本文考察了1925年至1933年間出版的《上海畫報》 （Pictorial Shanghai）中的中國新文化與社會的誘人圖像。此畫刊為每三日出版，刊登名人時事和社會新聞軼事的攝影插圖，為其讀者家庭帶來了最新的資訊、時尚與有關藝術、劇場、文學、音樂、教育、體育、出版、攝影的信息，也間或涉及政治題材。報刊的許多編輯、設計師、攝影師、漫畫家與專欄作家們，皆與上海美專有密切的關聯，多是教授或校友。《上海畫報》版面上所展現的新文化世界，不僅反映了編輯人員的社群關係與生活經歷，還反映了他們對都市瞬息萬變的視覺形象和情緒走向的藝術敏感以及高度個人化的想像創造。
This paper examines the seductive images of China's new culture and society that emerge from the pages of the tabloid periodical Shanghai huabao (Pictorial Shanghai) from 1925 to 1933. The newspaper, published every three days, printed a photographically illustrated mix of celebrity and society news and gossip, bringing the latest information, fashions, and rumors about art, theater, literature, music, education, athletics, publishing, photography, and, occasionally, politics, into the homes of its readers. Many of the newspaper's editors, designers, photographers, cartoonists, and columnists were closely associated with the Shanghai Art Academy, either as professors or as alumni. The new cultural world created on the pages of Shanghai huabao reflected not only the social connections and life experiences of its editorial staff, but also the artistic sensitivity and highly personal imaginative creations of the city's constantly changing visual imagery and emotional tenor.

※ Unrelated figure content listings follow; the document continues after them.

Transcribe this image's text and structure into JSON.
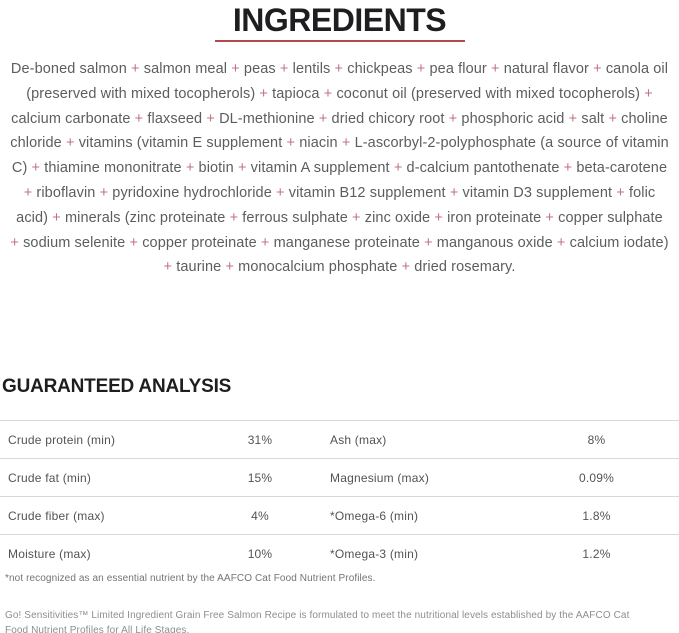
{
  "colors": {
    "heading": "#1e1e20",
    "divider_red": "#b04a4e",
    "body_gray": "#5c5d5f",
    "plus_pink": "#c4717f",
    "table_gray": "#525356",
    "row_border": "#d8d8d8"
  },
  "ingredients_section": {
    "title": "INGREDIENTS",
    "text": "De-boned salmon + salmon meal + peas + lentils + chickpeas + pea flour + natural flavor + canola oil (preserved with mixed tocopherols) + tapioca + coconut oil (preserved with mixed tocopherols) + calcium carbonate + flaxseed + DL-methionine + dried chicory root + phosphoric acid + salt + choline chloride + vitamins (vitamin E supplement + niacin + L-ascorbyl-2-polyphosphate (a source of vitamin C) + thiamine mononitrate + biotin + vitamin A supplement + d-calcium pantothenate + beta-carotene + riboflavin + pyridoxine hydrochloride + vitamin B12 supplement + vitamin D3 supplement + folic acid) + minerals (zinc proteinate + ferrous sulphate + zinc oxide + iron proteinate + copper sulphate + sodium selenite + copper proteinate + manganese proteinate + manganous oxide + calcium iodate) + taurine + monocalcium phosphate + dried rosemary."
  },
  "analysis_section": {
    "title": "GUARANTEED ANALYSIS",
    "rows": [
      {
        "left_label": "Crude protein (min)",
        "left_value": "31%",
        "right_label": "Ash (max)",
        "right_value": "8%"
      },
      {
        "left_label": "Crude fat (min)",
        "left_value": "15%",
        "right_label": "Magnesium (max)",
        "right_value": "0.09%"
      },
      {
        "left_label": "Crude fiber (max)",
        "left_value": "4%",
        "right_label": "*Omega-6 (min)",
        "right_value": "1.8%"
      },
      {
        "left_label": "Moisture (max)",
        "left_value": "10%",
        "right_label": "*Omega-3 (min)",
        "right_value": "1.2%"
      }
    ],
    "footnote": "*not recognized as an essential nutrient by the AAFCO Cat Food Nutrient Profiles."
  },
  "disclaimer": "Go! Sensitivities™ Limited Ingredient Grain Free Salmon Recipe is formulated to meet the nutritional levels established by the AAFCO Cat Food Nutrient Profiles for All Life Stages."
}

Closely connected to Shanghai Art Academy, Shanghai huabao, by featuring in words and images the exhibitions, performances, and personal lives of both China's artistic elite and its aspiring youth, created a complex and richly textured lifestyle into which its readers were lured. The appearance on its pages of photographs, gossip, publicity and reviews offers vivid material for better understanding artists, both male and female, of the formative decade of the 1920s. Over time the publication created a vision of a new Chinese modernity, demarcating those areas of traditional social and artistic practice that might suitably merge with elements from an imported lifestyle. Shanghai huabao offers vivid insight into the cultural psychology of the late 1920s, when writers might be both classically-educated and European-trained, and simultaneously speak in a tone of Neo-Daoist escapism and European ennui. Yet, this paper will finally argue that Shanghai huabao, despite the seeming randomness of the articles and images it juxtaposed, served effectively to create and to document the new tastes of a cosmopolitan Chinese culture, a culture that has left its traces in that of Shanghai's cultural world today.